While kiwi can be a healthy snack for cats in moderation, too much can lead to some adverse effects. Here are some signs that your cat may have consumed an excessive amount of kiwi:

– Upset stomach: Kiwi contains high amounts of fiber and this can irritate a cat’s digestive tract. Vomiting, diarrhea, abdominal pain, and bloating may occur.

– Oral inflammation: The acidic nature of kiwi can lead to inflammation, redness, or sores in a cat’s mouth or on their tongue. Excessive licking of the mouth is a sign.

– Changes in stool: Too much kiwi can cause loose, watery stool or even constipation in some cats as it affects their digestive system. The stool may also smell bad or contain undigested portions of kiwi. 

– Lethargy: Overindulging in sugary kiwi can cause a spike in a cat’s blood sugar. This can result in fatigue, lack of interest in activity, and excessive sleeping.

– Dehydration: The high fiber content in kiwi coupled with diarrhea can lead to dehydration in cats. Signs include lethargy, dry mouth, and loss of skin elasticity.

– Allergic reaction: Some cats may have an allergy to kiwi. Reactions include itchy skin, rashes, wheezing, swelling of the face, and scratching. Anaphylaxis is possible in severe cases.

If your cat displays any of these symptoms after eating kiwi, stop feeding them kiwi immediately and contact your veterinarian if symptoms persist or worsen.

Be prepared to provide details on how much kiwi was consumed. With prompt treatment, your cat should recover fully.

Cats That Should Avoid Kiwi

Some types of cats should avoid eating kiwi or only have it in very small amounts:

– Kittens under 12 weeks – Their digestive systems are still developing and may have trouble processing kiwi’s fibers. It’s best to wait until they are older. 

– Elderly cats: Older cats may have dental issues making it difficult to properly chew kiwi. The high fiber content could also cause digestive upset. Check with your vet before feeding the kiwi.

– Cats with kidney disease: Kiwi is high in potassium so should be limited for cats with kidney issues. Consult your vet on safe amounts.

– Diabetic cats: The natural sugar in kiwi could cause spikes in blood sugar. Diabetic cats should avoid it.

– Allergic cats: Some cats may be allergic to kiwi. Monitor for signs like itching, swollen mouth, vomiting, or diarrhea. Discontinue feeding if you suspect an allergy.

– Overweight/obese cats: Kiwi is relatively high in calories so should be limited for cats needing to lose weight. Stick to low-calorie cat treats instead.

– Cats with digestive issues: Cats prone to diarrhea or other stomach problems may experience irritation from kiwi’s fibers and acids. Avoid feeding it.

In general, kiwi should be given to cats in moderation, if at all. Check with your vet before adding it to your cat’s diet, especially if they have any underlying health conditions.

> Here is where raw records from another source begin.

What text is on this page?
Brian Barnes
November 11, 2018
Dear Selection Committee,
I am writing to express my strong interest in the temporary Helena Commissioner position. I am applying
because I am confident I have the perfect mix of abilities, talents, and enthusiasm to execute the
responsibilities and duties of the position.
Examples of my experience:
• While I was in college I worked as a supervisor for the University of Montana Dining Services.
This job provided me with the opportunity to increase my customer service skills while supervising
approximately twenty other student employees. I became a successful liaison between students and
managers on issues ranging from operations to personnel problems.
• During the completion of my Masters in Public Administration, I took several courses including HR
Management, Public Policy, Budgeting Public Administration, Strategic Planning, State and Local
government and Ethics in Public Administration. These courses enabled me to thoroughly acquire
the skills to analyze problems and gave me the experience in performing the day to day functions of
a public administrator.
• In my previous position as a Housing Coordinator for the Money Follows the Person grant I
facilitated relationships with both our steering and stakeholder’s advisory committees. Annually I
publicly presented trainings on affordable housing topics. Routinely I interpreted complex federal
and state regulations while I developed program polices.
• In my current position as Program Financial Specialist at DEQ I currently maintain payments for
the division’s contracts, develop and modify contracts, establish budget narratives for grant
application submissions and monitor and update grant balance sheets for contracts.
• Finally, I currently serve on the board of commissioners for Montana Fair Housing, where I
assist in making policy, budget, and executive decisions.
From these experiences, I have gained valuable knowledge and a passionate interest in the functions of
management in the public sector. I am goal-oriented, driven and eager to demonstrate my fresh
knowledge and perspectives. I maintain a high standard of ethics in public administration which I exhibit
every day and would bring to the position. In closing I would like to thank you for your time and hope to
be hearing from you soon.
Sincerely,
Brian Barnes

In summary, kiwi can be a healthy treat for cats in moderation. Kiwis are a good source of nutrients like vitamin C, vitamin K, vitamin E, folate, and potassium. The antioxidants they contain may provide health benefits as well. 

However, kiwi should only be fed occasionally and in small quantities. The high sugar content can cause digestive upset if cats eat too much.

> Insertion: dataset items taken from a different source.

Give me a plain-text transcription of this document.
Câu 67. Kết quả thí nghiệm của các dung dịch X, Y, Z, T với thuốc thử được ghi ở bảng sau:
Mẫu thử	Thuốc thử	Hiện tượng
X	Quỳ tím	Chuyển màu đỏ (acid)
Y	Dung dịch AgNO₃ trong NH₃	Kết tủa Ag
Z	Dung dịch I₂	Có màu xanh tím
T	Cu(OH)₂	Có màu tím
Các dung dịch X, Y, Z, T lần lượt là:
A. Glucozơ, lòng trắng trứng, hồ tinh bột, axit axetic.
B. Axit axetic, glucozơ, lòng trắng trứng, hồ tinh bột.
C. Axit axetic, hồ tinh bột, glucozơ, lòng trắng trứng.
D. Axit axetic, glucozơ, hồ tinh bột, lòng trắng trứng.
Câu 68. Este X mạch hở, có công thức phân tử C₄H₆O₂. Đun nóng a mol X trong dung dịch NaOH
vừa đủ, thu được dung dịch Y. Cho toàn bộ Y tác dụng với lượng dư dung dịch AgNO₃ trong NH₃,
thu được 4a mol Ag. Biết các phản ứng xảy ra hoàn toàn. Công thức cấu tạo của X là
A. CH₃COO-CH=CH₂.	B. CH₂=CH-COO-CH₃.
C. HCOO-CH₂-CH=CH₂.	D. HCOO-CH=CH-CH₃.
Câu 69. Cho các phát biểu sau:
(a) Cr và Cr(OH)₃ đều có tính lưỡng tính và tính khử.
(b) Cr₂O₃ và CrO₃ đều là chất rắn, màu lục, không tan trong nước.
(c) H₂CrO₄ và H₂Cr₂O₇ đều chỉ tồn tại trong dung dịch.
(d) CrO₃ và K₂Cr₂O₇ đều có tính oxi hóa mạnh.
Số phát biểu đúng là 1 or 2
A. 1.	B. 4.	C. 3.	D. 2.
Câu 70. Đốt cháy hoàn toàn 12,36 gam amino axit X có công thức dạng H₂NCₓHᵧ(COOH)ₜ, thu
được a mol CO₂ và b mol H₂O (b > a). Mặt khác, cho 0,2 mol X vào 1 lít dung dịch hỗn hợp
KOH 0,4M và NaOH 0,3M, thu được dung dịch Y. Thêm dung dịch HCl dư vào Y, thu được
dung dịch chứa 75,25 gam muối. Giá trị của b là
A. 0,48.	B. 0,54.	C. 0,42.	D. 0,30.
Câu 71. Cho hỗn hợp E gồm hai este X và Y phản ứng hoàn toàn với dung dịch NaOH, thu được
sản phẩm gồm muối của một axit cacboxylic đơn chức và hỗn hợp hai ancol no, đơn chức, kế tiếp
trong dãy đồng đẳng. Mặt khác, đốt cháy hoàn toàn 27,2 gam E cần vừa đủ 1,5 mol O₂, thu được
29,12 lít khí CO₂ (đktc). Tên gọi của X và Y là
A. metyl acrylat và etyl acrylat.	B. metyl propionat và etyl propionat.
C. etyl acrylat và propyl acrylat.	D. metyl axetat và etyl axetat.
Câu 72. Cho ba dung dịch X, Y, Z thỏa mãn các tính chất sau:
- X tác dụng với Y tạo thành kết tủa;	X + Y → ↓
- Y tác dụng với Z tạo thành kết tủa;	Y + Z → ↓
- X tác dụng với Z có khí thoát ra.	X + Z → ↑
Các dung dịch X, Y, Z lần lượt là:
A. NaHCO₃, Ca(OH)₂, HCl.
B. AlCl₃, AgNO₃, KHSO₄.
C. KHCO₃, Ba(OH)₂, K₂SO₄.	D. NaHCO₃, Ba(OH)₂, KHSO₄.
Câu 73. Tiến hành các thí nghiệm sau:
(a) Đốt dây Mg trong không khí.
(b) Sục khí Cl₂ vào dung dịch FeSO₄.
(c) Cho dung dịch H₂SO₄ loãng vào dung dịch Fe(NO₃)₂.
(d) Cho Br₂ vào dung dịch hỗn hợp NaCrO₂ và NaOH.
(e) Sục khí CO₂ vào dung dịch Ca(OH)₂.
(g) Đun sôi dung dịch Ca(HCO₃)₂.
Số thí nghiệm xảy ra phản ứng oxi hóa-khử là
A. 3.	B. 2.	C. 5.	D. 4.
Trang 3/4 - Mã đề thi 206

Kiwis may also pose a choking hazard if the skin is consumed. Signs of eating too much kiwi include vomiting, diarrhea, and loss of appetite.

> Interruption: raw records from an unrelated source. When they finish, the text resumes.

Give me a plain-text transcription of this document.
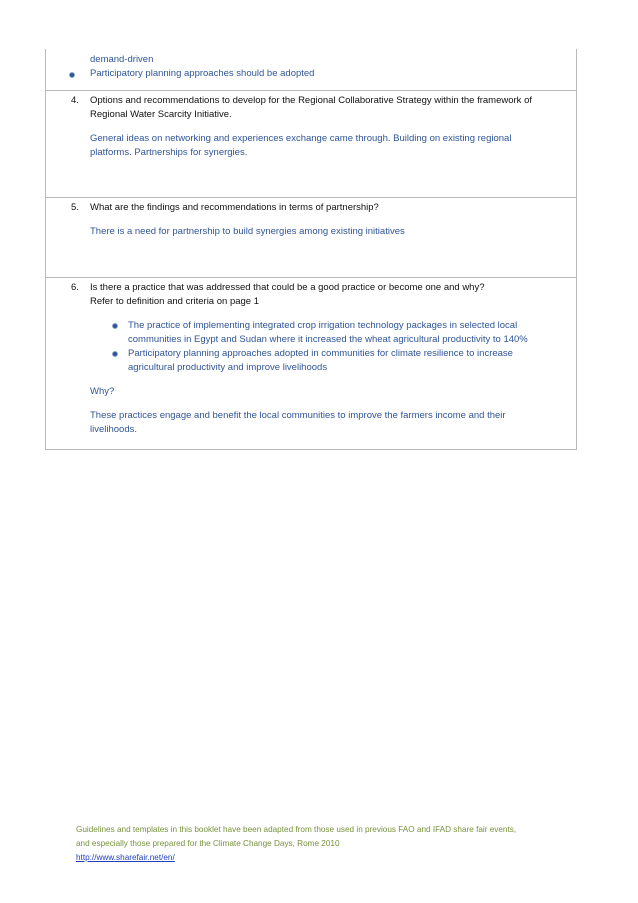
demand-driven
Participatory planning approaches should be adopted
4. Options and recommendations to develop for the Regional Collaborative Strategy within the framework of
Regional Water Scarcity Initiative.
General ideas on networking and experiences exchange came through. Building on existing regional
platforms. Partnerships for synergies.
5. What are the findings and recommendations in terms of partnership?
There is a need for partnership to build synergies among existing initiatives
6. Is there a practice that was addressed that could be a good practice or become one and why?
Refer to definition and criteria on page 1
The practice of implementing integrated crop irrigation technology packages in selected local
communities in Egypt and Sudan where it increased the wheat agricultural productivity to 140%
Participatory planning approaches adopted in communities for climate resilience to increase
agricultural productivity and improve livelihoods
Why?
These practices engage and benefit the local communities to improve the farmers income and their
livelihoods.
Guidelines and templates in this booklet have been adapted from those used in previous FAO and IFAD share fair events,
and especially those prepared for the Climate Change Days, Rome 2010
http://www.sharefair.net/en/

When served in moderation, kiwi can be a nutritious supplement to a cat’s regular diet. About 1-2 small slices 1-2 times per week is a reasonable amount for most cats.

Always monitor your cat’s reaction whenever introducing new foods. Avoid feeding kiwi to cats with known allergies, diabetes, or other health conditions without first consulting a veterinarian.

Overall, kiwi is generally safe for cats to eat in moderation. Its nutritional profile offers some benefits, but too much can cause issues. Keep portions small and watch for any negative reactions when first offering this fruit.